The African Union's (AU) Eight-member Ad hoc Committee of Heads of State and Government (Committee of Eight) met in Cotonou, Benin on 14 May 2012, to discuss the election of the Chairperson, Deputy Chairperson and members of the AU Commission.

During the 18th AU Summit in January, the two candidates – Jean Ping of Gabon, who has served as the AU Commission Chairman since 2008 and Dr.

Nkosazana Dlamini-Zuma, South Africa's Home Affairs Minister – failed to secure the two-third majority required to win and therefore the election was postponed till July. There was a call for consensus on the elected candidate to ensure that the AU as an organisation is united in addressing the challenges on the continent. The outcome of the election was due to multiple factors including the nature of the relationship between Nigeria and South Africa and South Africa's approach to the campaign for the chairmanship position.

The differences in foreign policy positions of Nigeria and South Africa may have contributed to the lack of consensus during the AU elections.

This stems primarily from differing views by both countries on the international responses to the Libyan and Ivorian crisis. There are also claims by pro-Ping supporters (including Nigeria) that South Africa may be breaching the so-called 'unwritten rule', which requires regional powers not to occupy the position of AU Chairperson.

Besides, there are growing perceptions by some African states that South Africa has projected itself as the voice of Africa. Further, Nigeria is certainly one of the countries who feel that South Africa's aggressive campaign strategy for Dr. Dlamini-Zuma was unacceptable.

Questions are also being raised about the manner in which South Africa's current leadership is pursuing its foreign policy goals. For example, under the leadership of Presidents Nelson Mandela and Thabo Mbeki it seems the quest for morality and African renaissance were central to South Africa's foreign policy, respectively.

In contrast, there are perceptions that the foreign policy position under President Jacob Zuma has been unclear, inconsistent and is sometimes opposed to the views of other African states.

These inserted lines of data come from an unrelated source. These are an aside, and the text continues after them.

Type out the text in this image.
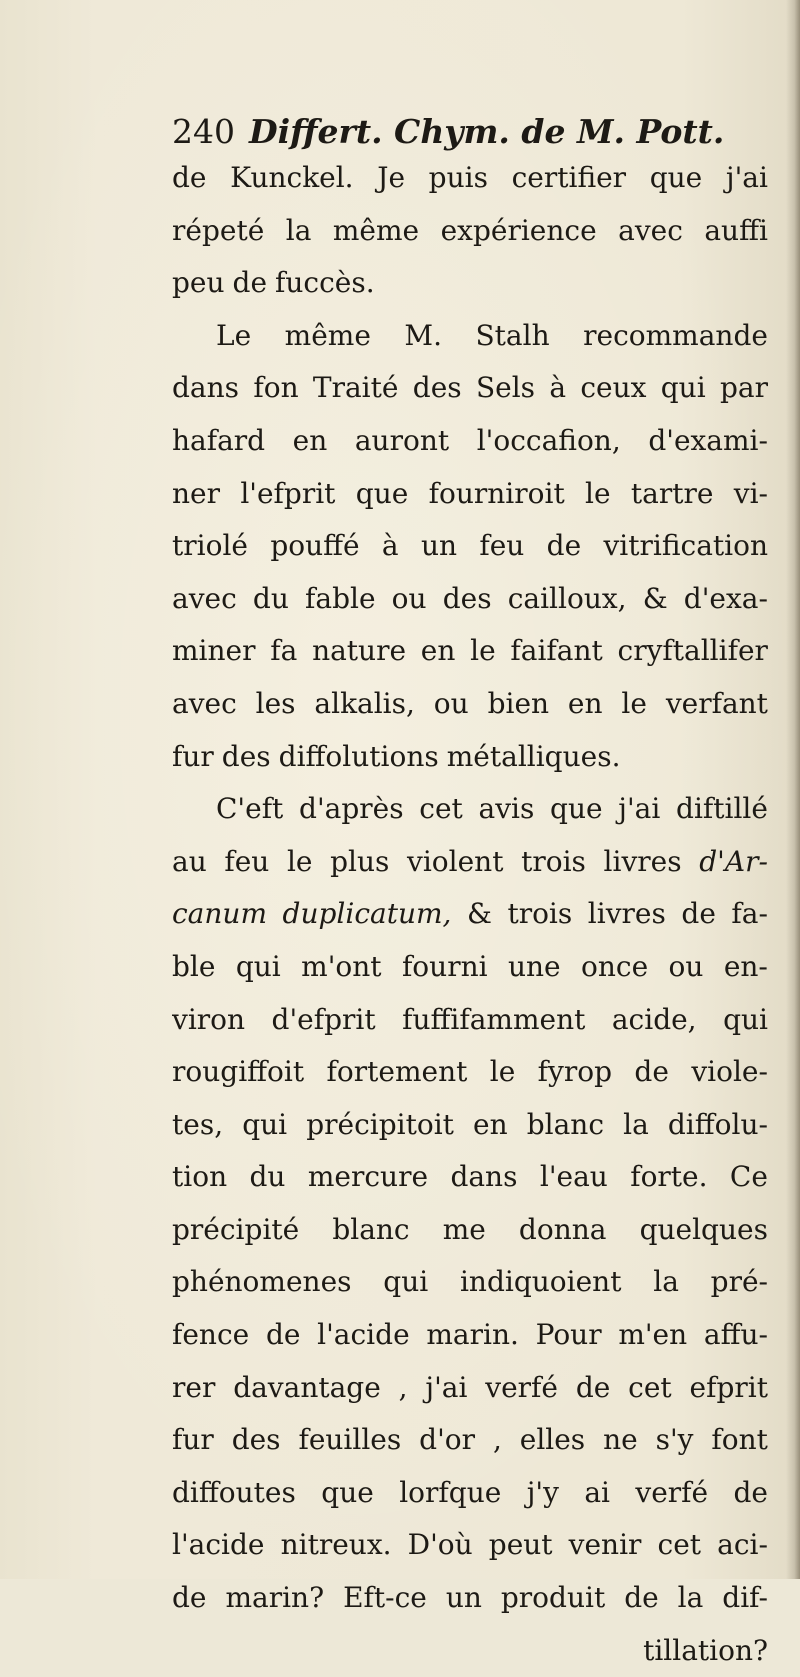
240 Differt. Chym. de M. Pott.
de Kunckel. Je puis certifier que j'ai
répeté la même expérience avec auffi
peu de fuccès.
Le même M. Stalh recommande
dans fon Traité des Sels à ceux qui par
hafard en auront l'occafion, d'exami-
ner l'efprit que fourniroit le tartre vi-
triolé pouffé à un feu de vitrification
avec du fable ou des cailloux, & d'exa-
miner fa nature en le faifant cryftallifer
avec les alkalis, ou bien en le verfant
fur des diffolutions métalliques.
C'eft d'après cet avis que j'ai diftillé
au feu le plus violent trois livres d'Ar-
canum duplicatum, & trois livres de fa-
ble qui m'ont fourni une once ou en-
viron d'efprit fuffifamment acide, qui
rougiffoit fortement le fyrop de viole-
tes, qui précipitoit en blanc la diffolu-
tion du mercure dans l'eau forte. Ce
précipité blanc me donna quelques
phénomenes qui indiquoient la pré-
fence de l'acide marin. Pour m'en affu-
rer davantage , j'ai verfé de cet efprit
fur des feuilles d'or , elles ne s'y font
diffoutes que lorfque j'y ai verfé de
l'acide nitreux. D'où peut venir cet aci-
de marin? Eft-ce un produit de la dif-
tillation?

This foreign policy disposition of South Africa seems to have overshadowed the benefits of Dr. Dlamini-Zuma as a potentially strong leader for the AU Chairperson owing to her experiences as a former Foreign Minister.

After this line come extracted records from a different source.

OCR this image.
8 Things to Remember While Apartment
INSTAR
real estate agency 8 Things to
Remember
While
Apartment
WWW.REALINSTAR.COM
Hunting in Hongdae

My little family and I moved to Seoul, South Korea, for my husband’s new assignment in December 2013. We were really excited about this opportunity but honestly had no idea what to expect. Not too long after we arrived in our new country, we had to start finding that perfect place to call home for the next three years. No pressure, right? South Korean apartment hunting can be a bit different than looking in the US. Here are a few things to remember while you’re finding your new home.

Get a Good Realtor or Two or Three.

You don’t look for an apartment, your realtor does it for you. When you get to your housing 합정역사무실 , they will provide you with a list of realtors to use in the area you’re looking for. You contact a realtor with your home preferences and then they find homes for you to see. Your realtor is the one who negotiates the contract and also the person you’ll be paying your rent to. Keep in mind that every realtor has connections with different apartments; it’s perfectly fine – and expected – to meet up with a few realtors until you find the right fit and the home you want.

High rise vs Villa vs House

If Dr. Dlamini-Zuma is not elected, it would be a huge blow for South Africa and the Southern African Development Community (SADC), in general. This would, however, allow South Africa to rethink its foreign policy implementation strategy and importantly its relations with other influential African states.

Although relations between South Africa and some other African states might be affected for a short while, it will not last for long as the relations are based largely on strong trade ties, which cannot be badly hampered by the competitive nature of elections and politics at the AU level.


If Dr. Dlamini-Zuma wins, there are speculations from opponents of South Africa's candidacy that there could be a potential abuse of power. Even if South Africa wanted to, the structure and rules of the AU clearly stipulates the roles and responsibilities of the chairperson and will not permit any attempt by South Africa to use the opportunity to enlarge its power base.